Ketinggian balon udara liar itu di kisaran 27 ribu-30 ribu feet atau 9-10 kilometer di atas daratan. "Jalur pesawat 24 ribu feet atau bisa di atas 30 ribu feet. Jadi balon udara liar itu terbangnya sudah memotong jalur pesawat," ujarnya.
Menurut Nono, AirNav telah menerapkan upaya persuasif untuk mengurangi penerbangan balon udara liar ini. AirNav telah melakukan sosialisasi ke masyarakat, tokoh, hingga aparat pemerintah di wilayah yang mempunyai tradisi menerbangkan balon udara, seperti di Kabupaten Wonosobo, Jawa Tengah.
Untuk upaya mitigasi, AirNav juga mengeluarkan notam atau notice to airman kepada personel operasi penerbangan agar berhati-hati jika menemui balon udara liar.
Selain itu, Air Traffic Controller (ATC) juga meningkatkan kewaspadaan terhadap peluncuran balon udara liar. Setiap penerbangan diberi informasi berdasarkan pilot report sebelumnya. "Jadi laporan pilot kami rekap, kemudian para controller memberi info ke pilot pesawat lain," katanya.

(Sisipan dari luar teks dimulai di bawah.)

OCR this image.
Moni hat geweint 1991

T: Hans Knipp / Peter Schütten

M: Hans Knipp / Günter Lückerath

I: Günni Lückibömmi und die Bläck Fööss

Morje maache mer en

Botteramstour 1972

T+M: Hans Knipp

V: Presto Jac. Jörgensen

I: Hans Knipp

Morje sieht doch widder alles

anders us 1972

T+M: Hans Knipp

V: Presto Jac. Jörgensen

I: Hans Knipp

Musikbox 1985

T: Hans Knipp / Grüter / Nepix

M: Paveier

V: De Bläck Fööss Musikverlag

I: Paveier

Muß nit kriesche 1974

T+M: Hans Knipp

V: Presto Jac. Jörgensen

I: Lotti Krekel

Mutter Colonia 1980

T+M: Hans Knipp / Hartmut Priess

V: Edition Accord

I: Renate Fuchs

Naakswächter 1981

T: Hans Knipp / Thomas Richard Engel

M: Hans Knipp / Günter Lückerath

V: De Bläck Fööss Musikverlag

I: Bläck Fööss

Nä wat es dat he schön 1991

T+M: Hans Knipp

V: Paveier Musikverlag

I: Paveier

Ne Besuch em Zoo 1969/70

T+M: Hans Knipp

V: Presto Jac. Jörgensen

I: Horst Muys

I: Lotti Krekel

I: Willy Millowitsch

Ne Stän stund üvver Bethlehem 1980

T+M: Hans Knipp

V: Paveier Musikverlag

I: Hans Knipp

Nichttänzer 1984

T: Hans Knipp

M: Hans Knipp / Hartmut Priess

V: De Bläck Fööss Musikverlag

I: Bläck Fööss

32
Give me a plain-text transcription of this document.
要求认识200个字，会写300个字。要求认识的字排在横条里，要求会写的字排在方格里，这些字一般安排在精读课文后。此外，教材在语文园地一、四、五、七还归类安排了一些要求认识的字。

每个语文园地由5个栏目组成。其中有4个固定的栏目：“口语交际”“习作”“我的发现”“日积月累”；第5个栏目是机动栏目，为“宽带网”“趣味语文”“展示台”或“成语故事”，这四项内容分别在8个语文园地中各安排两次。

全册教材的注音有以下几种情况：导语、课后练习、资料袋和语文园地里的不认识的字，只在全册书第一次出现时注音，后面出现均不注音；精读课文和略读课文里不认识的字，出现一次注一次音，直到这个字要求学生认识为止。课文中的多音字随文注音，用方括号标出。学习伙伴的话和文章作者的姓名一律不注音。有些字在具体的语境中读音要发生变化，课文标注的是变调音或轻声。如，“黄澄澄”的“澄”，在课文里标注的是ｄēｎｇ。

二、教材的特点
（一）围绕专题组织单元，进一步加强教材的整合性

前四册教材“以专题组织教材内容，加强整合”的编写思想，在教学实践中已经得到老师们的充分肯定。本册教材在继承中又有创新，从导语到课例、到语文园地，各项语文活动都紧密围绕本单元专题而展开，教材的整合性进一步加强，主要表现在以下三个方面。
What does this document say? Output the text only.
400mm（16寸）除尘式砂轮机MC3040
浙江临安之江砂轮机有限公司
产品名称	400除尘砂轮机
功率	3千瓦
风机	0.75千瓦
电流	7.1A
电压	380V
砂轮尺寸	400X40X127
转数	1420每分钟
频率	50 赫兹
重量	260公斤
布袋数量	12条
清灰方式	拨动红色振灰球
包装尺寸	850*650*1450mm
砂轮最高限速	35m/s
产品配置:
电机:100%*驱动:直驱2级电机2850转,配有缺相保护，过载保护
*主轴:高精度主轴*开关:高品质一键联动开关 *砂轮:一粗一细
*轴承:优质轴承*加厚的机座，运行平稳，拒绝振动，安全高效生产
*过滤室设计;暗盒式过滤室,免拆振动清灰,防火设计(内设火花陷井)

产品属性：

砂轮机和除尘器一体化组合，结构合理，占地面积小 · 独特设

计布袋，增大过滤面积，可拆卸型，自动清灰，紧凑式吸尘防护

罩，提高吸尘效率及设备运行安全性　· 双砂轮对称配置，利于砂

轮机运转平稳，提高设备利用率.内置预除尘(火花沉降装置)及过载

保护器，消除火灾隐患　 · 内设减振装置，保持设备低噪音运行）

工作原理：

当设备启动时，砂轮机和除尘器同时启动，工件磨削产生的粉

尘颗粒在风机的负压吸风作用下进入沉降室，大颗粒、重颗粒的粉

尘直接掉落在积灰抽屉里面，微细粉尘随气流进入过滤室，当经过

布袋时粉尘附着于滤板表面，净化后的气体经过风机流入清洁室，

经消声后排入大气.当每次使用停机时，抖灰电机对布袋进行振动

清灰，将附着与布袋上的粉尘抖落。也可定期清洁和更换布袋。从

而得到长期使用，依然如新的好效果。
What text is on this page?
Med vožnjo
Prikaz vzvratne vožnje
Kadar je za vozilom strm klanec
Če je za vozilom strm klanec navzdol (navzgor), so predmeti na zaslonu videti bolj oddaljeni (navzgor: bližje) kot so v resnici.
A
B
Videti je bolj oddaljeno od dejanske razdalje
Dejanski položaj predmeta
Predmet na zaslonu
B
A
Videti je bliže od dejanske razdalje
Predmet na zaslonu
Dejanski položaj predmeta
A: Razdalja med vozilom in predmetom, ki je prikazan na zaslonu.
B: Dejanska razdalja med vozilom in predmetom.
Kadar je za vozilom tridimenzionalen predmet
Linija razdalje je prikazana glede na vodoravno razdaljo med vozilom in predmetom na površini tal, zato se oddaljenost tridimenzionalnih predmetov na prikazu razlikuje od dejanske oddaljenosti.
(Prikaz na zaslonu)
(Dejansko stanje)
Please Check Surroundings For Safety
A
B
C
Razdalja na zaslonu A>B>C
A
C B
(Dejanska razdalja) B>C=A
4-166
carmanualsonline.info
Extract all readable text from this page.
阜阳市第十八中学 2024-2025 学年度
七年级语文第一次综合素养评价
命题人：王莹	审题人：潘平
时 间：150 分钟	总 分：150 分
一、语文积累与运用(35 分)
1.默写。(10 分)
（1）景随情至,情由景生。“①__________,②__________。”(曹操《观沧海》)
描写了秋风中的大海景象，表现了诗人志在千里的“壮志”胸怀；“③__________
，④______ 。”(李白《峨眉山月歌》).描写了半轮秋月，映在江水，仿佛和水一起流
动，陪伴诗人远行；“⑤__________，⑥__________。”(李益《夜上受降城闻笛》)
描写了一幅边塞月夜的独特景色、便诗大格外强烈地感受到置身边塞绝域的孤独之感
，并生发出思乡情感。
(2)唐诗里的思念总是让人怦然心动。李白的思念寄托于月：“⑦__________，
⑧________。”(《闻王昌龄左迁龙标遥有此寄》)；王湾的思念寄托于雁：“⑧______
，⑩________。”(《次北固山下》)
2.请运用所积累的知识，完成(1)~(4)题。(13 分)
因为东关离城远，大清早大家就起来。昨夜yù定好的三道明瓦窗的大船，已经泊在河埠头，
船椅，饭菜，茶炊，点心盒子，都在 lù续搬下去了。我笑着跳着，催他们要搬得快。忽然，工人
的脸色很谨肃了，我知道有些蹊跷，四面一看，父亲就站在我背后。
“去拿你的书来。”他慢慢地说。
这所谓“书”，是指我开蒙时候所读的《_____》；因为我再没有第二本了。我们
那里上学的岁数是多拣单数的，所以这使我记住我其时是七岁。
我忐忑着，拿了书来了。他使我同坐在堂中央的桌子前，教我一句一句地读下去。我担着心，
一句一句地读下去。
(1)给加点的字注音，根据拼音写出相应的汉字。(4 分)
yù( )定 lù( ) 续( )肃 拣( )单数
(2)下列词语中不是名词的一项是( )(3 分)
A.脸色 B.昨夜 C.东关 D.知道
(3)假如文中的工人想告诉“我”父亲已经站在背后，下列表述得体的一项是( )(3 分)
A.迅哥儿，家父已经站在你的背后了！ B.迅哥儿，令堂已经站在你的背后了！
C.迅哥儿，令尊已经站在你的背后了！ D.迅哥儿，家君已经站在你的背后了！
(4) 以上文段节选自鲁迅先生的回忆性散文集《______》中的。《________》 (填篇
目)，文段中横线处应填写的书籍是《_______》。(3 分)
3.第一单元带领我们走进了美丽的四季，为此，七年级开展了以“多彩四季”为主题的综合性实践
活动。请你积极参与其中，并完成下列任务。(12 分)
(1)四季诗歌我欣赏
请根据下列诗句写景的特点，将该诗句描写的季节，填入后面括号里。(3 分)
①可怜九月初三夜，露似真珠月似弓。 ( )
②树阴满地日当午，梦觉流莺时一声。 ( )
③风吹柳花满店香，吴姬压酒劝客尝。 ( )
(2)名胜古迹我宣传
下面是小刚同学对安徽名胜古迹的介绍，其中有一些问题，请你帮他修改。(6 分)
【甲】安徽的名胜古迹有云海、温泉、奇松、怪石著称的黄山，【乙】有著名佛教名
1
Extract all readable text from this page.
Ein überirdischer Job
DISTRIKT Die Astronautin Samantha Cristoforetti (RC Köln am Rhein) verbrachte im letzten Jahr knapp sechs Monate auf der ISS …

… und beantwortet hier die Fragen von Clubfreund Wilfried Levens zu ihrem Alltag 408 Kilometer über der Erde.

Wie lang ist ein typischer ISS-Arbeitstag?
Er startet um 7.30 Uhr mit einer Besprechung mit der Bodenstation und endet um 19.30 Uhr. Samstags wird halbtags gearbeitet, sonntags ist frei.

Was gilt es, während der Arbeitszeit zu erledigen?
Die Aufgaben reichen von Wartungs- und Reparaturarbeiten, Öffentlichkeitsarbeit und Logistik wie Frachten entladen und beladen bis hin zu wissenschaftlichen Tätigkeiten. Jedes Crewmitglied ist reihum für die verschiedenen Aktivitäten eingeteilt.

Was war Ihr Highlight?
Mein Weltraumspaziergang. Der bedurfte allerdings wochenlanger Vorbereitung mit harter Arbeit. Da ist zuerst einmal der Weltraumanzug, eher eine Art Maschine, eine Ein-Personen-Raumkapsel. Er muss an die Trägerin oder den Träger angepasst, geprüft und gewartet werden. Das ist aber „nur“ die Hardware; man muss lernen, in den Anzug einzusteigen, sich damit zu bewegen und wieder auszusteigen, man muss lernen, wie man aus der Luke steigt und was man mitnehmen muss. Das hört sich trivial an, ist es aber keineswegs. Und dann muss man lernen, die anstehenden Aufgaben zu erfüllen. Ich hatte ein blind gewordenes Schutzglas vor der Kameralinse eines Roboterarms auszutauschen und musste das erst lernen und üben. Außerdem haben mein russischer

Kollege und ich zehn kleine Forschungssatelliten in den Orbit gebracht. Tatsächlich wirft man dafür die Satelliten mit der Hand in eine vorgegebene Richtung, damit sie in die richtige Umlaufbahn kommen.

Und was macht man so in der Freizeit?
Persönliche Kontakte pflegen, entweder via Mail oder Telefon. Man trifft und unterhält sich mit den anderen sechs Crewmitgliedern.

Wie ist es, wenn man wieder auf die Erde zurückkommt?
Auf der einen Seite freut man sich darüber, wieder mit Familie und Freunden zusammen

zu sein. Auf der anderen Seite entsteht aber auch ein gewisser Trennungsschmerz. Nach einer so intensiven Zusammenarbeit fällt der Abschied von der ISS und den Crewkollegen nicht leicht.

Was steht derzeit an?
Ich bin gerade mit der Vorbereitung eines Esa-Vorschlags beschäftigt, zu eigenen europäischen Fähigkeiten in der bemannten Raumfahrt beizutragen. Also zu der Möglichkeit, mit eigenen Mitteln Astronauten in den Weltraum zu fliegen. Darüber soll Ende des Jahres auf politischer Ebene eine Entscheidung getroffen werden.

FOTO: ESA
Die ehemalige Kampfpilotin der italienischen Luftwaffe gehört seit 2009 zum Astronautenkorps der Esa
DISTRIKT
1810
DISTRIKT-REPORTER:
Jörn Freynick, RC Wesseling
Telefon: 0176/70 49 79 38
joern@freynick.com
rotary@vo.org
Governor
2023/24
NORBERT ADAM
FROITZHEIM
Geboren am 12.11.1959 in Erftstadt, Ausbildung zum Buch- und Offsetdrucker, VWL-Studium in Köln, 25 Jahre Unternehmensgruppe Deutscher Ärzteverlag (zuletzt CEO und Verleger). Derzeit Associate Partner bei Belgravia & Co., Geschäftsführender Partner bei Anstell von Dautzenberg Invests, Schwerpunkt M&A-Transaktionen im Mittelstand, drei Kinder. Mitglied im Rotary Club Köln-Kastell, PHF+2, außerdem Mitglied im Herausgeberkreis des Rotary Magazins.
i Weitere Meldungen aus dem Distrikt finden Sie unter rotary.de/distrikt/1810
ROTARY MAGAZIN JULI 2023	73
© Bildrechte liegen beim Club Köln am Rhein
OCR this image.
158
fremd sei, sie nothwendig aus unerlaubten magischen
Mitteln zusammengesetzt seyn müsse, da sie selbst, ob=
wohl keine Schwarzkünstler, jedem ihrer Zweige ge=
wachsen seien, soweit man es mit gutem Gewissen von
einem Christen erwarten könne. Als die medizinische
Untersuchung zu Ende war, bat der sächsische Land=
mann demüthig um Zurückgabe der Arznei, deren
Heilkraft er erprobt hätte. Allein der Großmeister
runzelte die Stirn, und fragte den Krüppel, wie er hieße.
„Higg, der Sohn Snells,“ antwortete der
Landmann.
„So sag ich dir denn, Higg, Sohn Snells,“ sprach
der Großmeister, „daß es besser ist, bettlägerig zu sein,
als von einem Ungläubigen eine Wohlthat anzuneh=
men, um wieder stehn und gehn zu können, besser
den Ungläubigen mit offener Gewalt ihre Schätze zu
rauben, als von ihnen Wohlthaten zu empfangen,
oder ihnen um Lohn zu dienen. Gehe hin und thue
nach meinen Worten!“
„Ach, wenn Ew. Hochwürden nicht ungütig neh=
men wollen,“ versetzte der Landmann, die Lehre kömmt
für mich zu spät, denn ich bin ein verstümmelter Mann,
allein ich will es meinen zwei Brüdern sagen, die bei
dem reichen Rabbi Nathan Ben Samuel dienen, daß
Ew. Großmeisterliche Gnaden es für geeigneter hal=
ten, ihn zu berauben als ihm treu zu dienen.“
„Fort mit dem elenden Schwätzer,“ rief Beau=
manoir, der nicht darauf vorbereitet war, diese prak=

AirNav juga mengadakan festival balon udara di Wonosobo pada Juni ini. Langkah ini supaya penerbangan balon tidak liar sekaligus menjadi potensi wisata untuk meningkatkan ekonomi masyarakat setempat.
"Penerbangan balon udara ini boleh, tapi ada ketentuannya. Harus diikat atau ditambat, diameter balon 4 meter dengan tinggi 7 meter. Kemudian terbangnya maksimal ketinggian 150 meter," katanya.
Aturan ini sesuai Peraturan Menteri Perhubungan Nomor 40 Tahun 2018. Ketika melanggar, ada aturan pidana yakni UU Nomor 1 Tahun 2009 dengan hukuman maksimal 2 tahun dan denda 500 juta. "Sampai kini belum ada yang ke ranah pidana," ucapnya.
Nono menjelaskan risikonya fatal jika balon udara itu mengenai atau masuk ke mesin pesawat. Pesawat bisa mengalami kecelakaan. Awak dan penumpang menjadi korban, apalagi bila pesawat itu jatuh di area padat penduduk.
Selain itu, aturan dunia penerbangan sarat dengan ketentuan internasional. Kecelakaan pesawat akibat balon udara liar akan menjadi sorotan dunia.
"Bisa jadi pesawat asing tidak boleh masuk ke Indonesia karena dianggap tidak aman. Bisa dibayangkan bagaimana dampak ekonominya," pungkasnya.